A mesma decisão do STF que rejeitou a tese do marco temporal instituiu a necessidade do pagamento de indenização a fazendeiros de boa-fé pela terra nua. Como o MPI vê essa decisão e de que maneira está atuando para a criação de um projeto de lei para instituir essa indenização?
A indenização também não é uma repercussão geral, tem formas de se reconhecer também quem tem direito à indenização, importante que isso fique esclarecido, porque o Supremo determinou a indenização, mas também tem alguns critérios.

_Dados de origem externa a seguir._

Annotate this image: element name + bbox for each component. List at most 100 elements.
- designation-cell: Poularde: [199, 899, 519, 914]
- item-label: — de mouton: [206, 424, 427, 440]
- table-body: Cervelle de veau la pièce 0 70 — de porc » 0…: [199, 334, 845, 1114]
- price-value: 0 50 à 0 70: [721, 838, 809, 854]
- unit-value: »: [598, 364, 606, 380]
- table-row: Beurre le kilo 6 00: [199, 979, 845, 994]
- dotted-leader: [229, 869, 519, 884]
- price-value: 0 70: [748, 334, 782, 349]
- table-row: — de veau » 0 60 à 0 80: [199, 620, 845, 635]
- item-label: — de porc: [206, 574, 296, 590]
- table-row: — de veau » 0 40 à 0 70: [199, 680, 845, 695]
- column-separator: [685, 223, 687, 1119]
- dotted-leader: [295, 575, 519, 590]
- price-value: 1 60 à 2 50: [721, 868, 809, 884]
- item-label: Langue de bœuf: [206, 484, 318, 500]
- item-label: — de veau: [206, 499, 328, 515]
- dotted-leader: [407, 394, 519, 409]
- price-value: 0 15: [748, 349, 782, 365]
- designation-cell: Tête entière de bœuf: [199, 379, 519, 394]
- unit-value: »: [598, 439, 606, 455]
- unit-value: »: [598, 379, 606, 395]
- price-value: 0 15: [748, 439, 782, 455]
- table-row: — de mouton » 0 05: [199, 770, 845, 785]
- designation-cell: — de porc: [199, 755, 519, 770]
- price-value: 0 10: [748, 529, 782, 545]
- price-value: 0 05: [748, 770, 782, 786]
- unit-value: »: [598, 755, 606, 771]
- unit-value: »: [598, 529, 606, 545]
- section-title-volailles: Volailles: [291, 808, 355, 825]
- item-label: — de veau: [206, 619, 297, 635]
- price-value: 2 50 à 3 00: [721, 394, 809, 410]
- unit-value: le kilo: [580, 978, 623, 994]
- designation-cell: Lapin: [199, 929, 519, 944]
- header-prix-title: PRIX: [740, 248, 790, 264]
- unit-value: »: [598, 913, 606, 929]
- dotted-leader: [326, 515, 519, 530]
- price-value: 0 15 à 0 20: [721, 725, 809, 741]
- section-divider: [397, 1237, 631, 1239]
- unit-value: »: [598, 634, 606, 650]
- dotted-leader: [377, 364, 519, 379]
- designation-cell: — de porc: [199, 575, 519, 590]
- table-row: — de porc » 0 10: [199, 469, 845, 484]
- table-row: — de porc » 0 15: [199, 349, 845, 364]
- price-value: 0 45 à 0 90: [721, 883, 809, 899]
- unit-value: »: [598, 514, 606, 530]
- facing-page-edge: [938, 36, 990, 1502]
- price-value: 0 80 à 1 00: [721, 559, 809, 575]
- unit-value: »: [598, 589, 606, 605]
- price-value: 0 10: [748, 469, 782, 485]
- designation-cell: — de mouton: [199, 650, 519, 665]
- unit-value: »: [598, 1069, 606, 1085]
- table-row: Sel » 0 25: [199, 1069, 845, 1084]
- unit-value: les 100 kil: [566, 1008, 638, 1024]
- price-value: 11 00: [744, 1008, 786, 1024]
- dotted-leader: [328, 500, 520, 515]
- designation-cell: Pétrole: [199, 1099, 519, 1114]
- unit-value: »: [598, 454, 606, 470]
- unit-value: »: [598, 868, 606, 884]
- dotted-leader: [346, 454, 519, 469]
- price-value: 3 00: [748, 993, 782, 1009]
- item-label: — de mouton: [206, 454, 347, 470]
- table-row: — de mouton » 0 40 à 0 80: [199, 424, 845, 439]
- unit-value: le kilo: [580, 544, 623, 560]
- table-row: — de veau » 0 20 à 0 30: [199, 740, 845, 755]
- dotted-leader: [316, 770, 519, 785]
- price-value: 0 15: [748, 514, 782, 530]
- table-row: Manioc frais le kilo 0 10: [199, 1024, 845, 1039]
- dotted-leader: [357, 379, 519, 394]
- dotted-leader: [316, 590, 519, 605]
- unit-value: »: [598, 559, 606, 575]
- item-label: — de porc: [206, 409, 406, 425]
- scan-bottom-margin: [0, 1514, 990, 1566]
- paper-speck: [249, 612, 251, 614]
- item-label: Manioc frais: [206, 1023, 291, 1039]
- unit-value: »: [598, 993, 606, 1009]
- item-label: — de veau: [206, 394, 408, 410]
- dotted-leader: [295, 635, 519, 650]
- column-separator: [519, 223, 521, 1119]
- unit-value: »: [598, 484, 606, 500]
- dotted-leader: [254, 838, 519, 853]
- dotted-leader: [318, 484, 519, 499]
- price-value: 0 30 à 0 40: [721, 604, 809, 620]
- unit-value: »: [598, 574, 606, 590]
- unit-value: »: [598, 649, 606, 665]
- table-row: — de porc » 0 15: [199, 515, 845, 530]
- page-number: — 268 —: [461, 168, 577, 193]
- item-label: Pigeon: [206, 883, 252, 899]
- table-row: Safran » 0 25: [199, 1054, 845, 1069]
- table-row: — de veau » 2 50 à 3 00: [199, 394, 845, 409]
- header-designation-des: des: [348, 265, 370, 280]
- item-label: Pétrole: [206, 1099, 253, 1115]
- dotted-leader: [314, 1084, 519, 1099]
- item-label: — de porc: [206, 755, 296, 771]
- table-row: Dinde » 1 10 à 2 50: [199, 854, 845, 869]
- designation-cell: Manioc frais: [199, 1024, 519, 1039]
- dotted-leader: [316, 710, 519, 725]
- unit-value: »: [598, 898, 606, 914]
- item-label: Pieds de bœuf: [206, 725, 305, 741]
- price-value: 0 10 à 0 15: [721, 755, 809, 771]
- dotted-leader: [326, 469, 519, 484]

Tem aqueles ocupantes de boa-fé em territórios indígenas, que são aqueles que receberam título do Estado; considerados de boa-fé, se eles ocuparam uma terra indígena com os indígenas lá dentro, então, eles só têm direito ao pagamento das suas benfeitorias; e se eles ocuparam um território e não tinha nenhum indígena ali dentro, a proposta e a orientação do Supremo é que se pague o valor da terra.
São várias as formas de identificar as indenizações, não é uma forma única. Então, no momento, ainda não tem um modelo indenizatório, mas nós precisamos encontrar, porque essa situação fundiária realmente precisa ser resolvida.
Mato Grosso do Sul é um dos estados com mais conflitos violentos por terras. A senhora acredita que a indenização seria o caminho para tentar uma pacificação no campo?
É claro que pode ser também um dos caminhos para a gente ir pacificando esses conflitos históricos entre os povos indígenas e setores do agronegócio e fazendeiros.
Tem de ir se buscando mesmo, a partir da decisão do Supremo, quem tem o direito e quem não tem o direito, porque a gente sabe que tem muitos, também, que são grileiros, que invadiram e que ocuparam a terra, e estes são considerados de má-fé e não têm direito. Então, deve ser olhado com bastante cuidado.
O governo federal vetou alguns pontos do projeto de lei aprovado pelo Congresso Nacional, mas sancionou outros, como o direito dos indígenas de ter atividades econômicas em suas próprias terras. Como a senhora vê essa medida?
Esse direito já existe, né? Os indígenas já têm o direito de produzir, de promover atividades econômicas nos seus territórios, agora, o que defendemos e vamos continuar defendendo é que sejam iniciativas próprias dos povos indígenas e a partir daquilo que eles apresentem, e que não seja de maneira imposta.
Então, nós estamos ainda neste diálogo e nesta luta no Congresso Nacional para que se mantenha os vetos do presidente Lula.